Dewey made headlines as the library cat in Spencer for quite a span of time. In my opinion there isn't an animal that goes better with books than a cat. Maybe it's because they can't help but rub their faces all over the book or because reading seems to offer a moment of peace and comfort -- something which sleeping, cuddly cats are often associated with as well -- but it seems like a no-brainer that a cat would be perfect in a library.

Dewey was found as a kitten in the return book bin of a library in Spencer, Iowa and adopted by the head librarian and staff. From tiny, frostbitten kitten to a grown cat, Dewey was loved by the library patrons and many people both near and far.

This book tells the story of Dewey; how he was found, how he grew up, and the widespread affect he had on everyone around him. He's a cute cat with a lot of quirks and a great personality. That's something that is wonderful about cats and, I feel, non-cat owners often miss out on: cats have great personalities and they're all different. The author of this book does a good job at showing just how special cats can be.

But the book isn't just about this; the author writes a lot about herself. As much as this is a book about Dewey's life and impression on the library, it is about the author as well. We learn of her childhood, her children, her parents and health problems.

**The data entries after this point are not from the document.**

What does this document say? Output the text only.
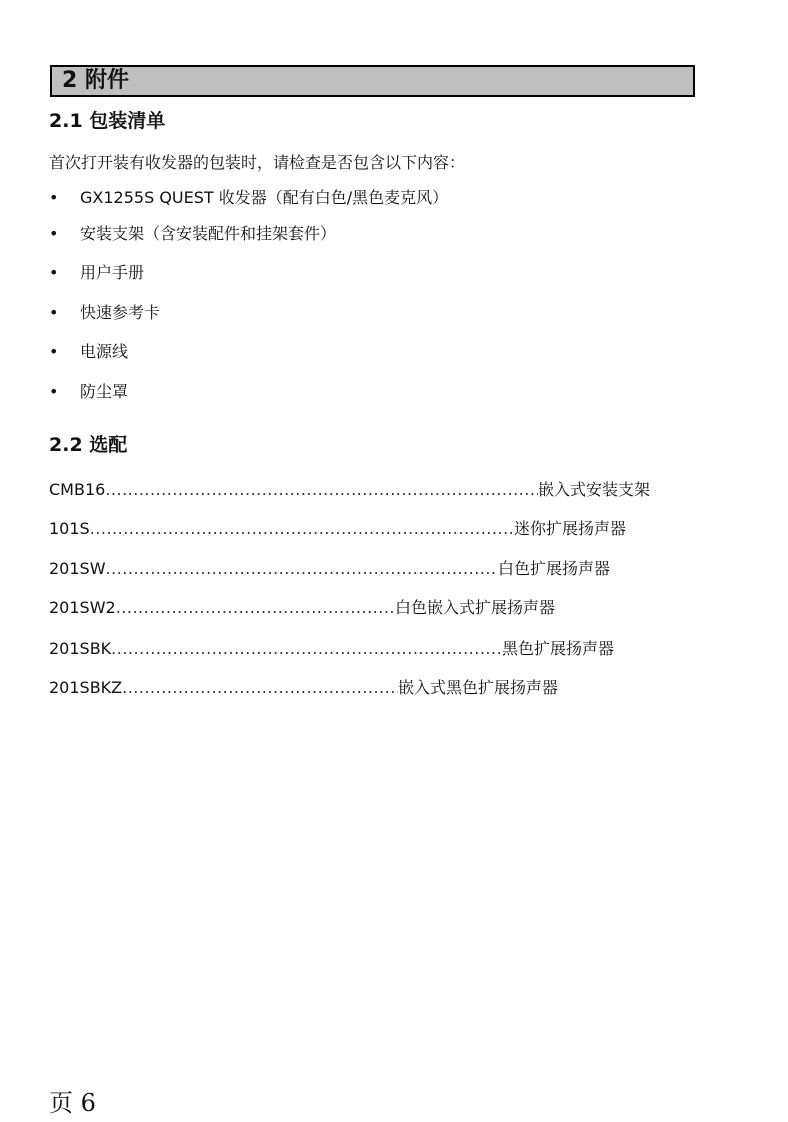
2 附件
2.1 包装清单
首次打开装有收发器的包装时，请检查是否包含以下内容：
• GX1255S QUEST 收发器（配有白色/黑色麦克风）
• 安装支架（含安装配件和挂架套件）
• 用户手册
• 快速参考卡
• 电源线
• 防尘罩
2.2 选配
CMB16 .....	嵌入式安装支架
101S .....	迷你扩展扬声器
201SW .....	白色扩展扬声器
201SW2 .....	白色嵌入式扩展扬声器
201SBK .....	黑色扩展扬声器
201SBKZ .....	嵌入式黑色扩展扬声器
页 6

At times I enjoyed reading about her life but other times I found myself thinking, "This is a book about a cat. I want to read about the cat." However, even the portions that were completely focused on Dewey came off a little repetitive at times.

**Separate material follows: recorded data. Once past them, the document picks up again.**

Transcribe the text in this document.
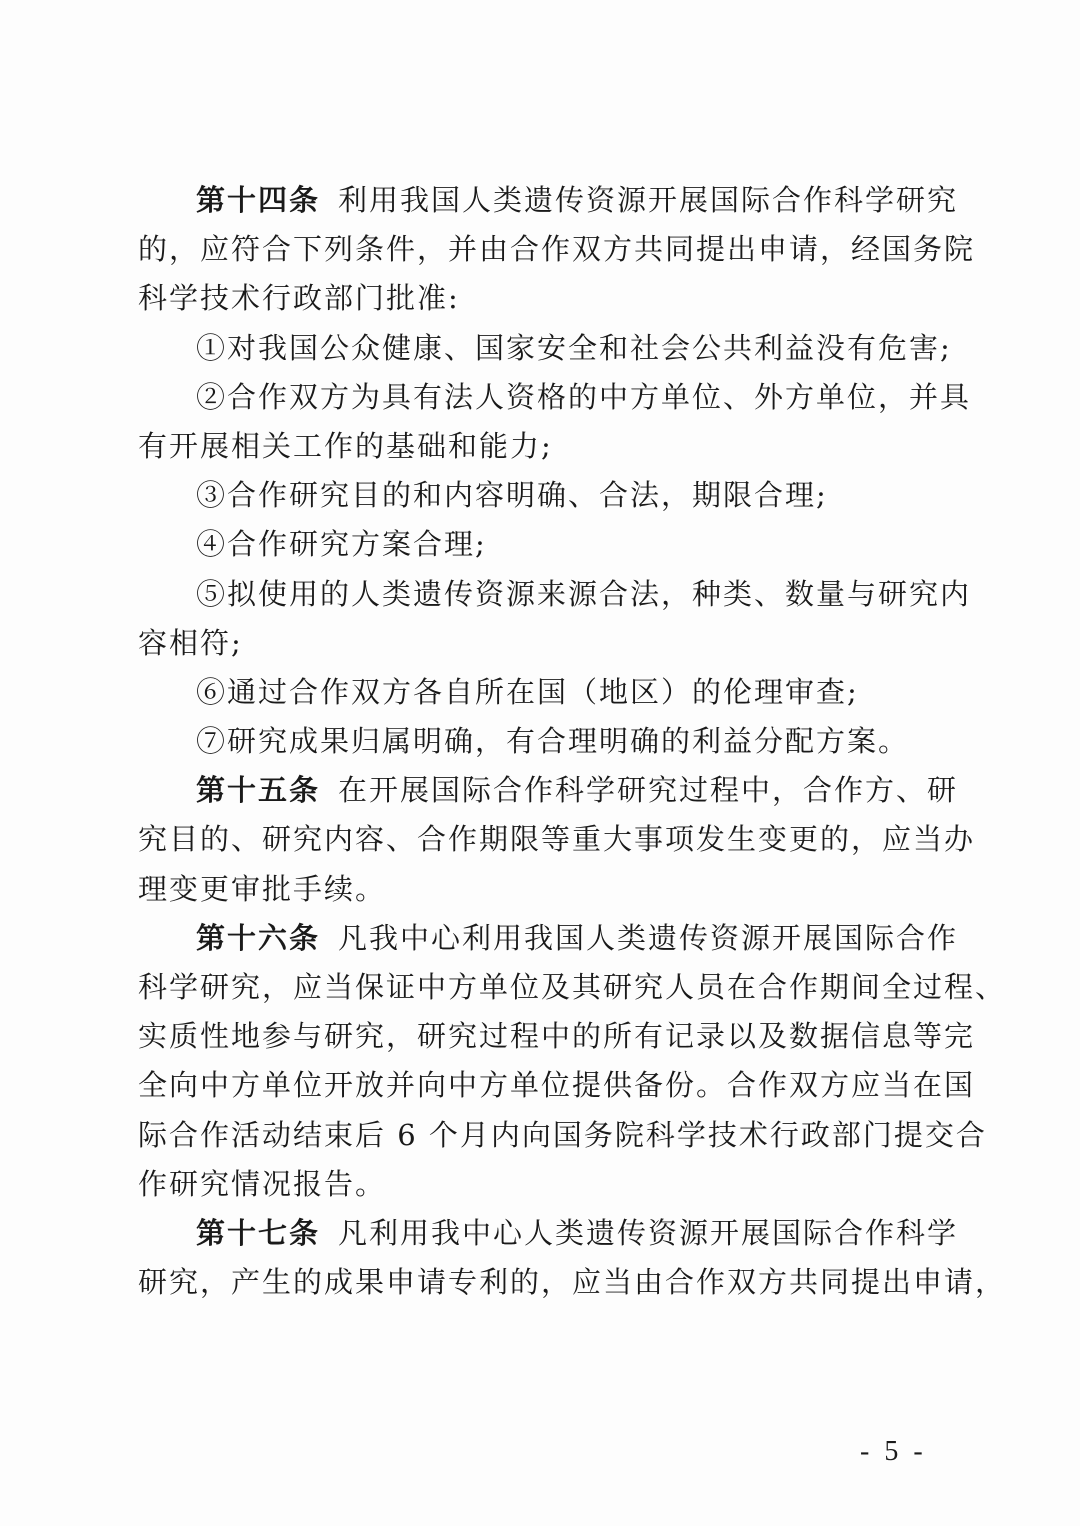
第十四条 利用我国人类遗传资源开展国际合作科学研究
的，应符合下列条件，并由合作双方共同提出申请，经国务院
科学技术行政部门批准:
①对我国公众健康、国家安全和社会公共利益没有危害;
②合作双方为具有法人资格的中方单位、外方单位，并具
有开展相关工作的基础和能力;
③合作研究目的和内容明确、合法，期限合理;
④合作研究方案合理;
⑤拟使用的人类遗传资源来源合法，种类、数量与研究内
容相符;
⑥通过合作双方各自所在国（地区）的伦理审查;
⑦研究成果归属明确，有合理明确的利益分配方案。
第十五条 在开展国际合作科学研究过程中，合作方、研
究目的、研究内容、合作期限等重大事项发生变更的，应当办
理变更审批手续。
第十六条 凡我中心利用我国人类遗传资源开展国际合作
科学研究，应当保证中方单位及其研究人员在合作期间全过程、
实质性地参与研究，研究过程中的所有记录以及数据信息等完
全向中方单位开放并向中方单位提供备份。合作双方应当在国
际合作活动结束后 6 个月内向国务院科学技术行政部门提交合
作研究情况报告。
第十七条 凡利用我中心人类遗传资源开展国际合作科学
研究，产生的成果申请专利的，应当由合作双方共同提出申请，
- 5 -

Besides these two ingredients to the book there was also the dose of talk about Spencer. The small town was discussed just about as often as the author and Dewey and, well, part of me didn't care. Again, I was here for the cat. It's obvious the author has a lot of small town pride but I also began to feel that she was trying to convince us of something. The importance of the town? That she really means it when she says she loves it? I don't really know.

I wasn't expecting to have glorious literature when I read this book and my expectations were correct. This is a book that is meant, in my opinion, to make you feel warm and fuzzy about cats and libraries. It did as much and it honestly left me crying in the middle of my commute to work, surrounded by business men and women, when I was getting to the end (reminder: this is a book that is covering the life of a cat). My mother loved this book and I'm sure other cat-inclined people will enjoy it too. I have another Dewey-inspired book on my shelf which I intend to read... later.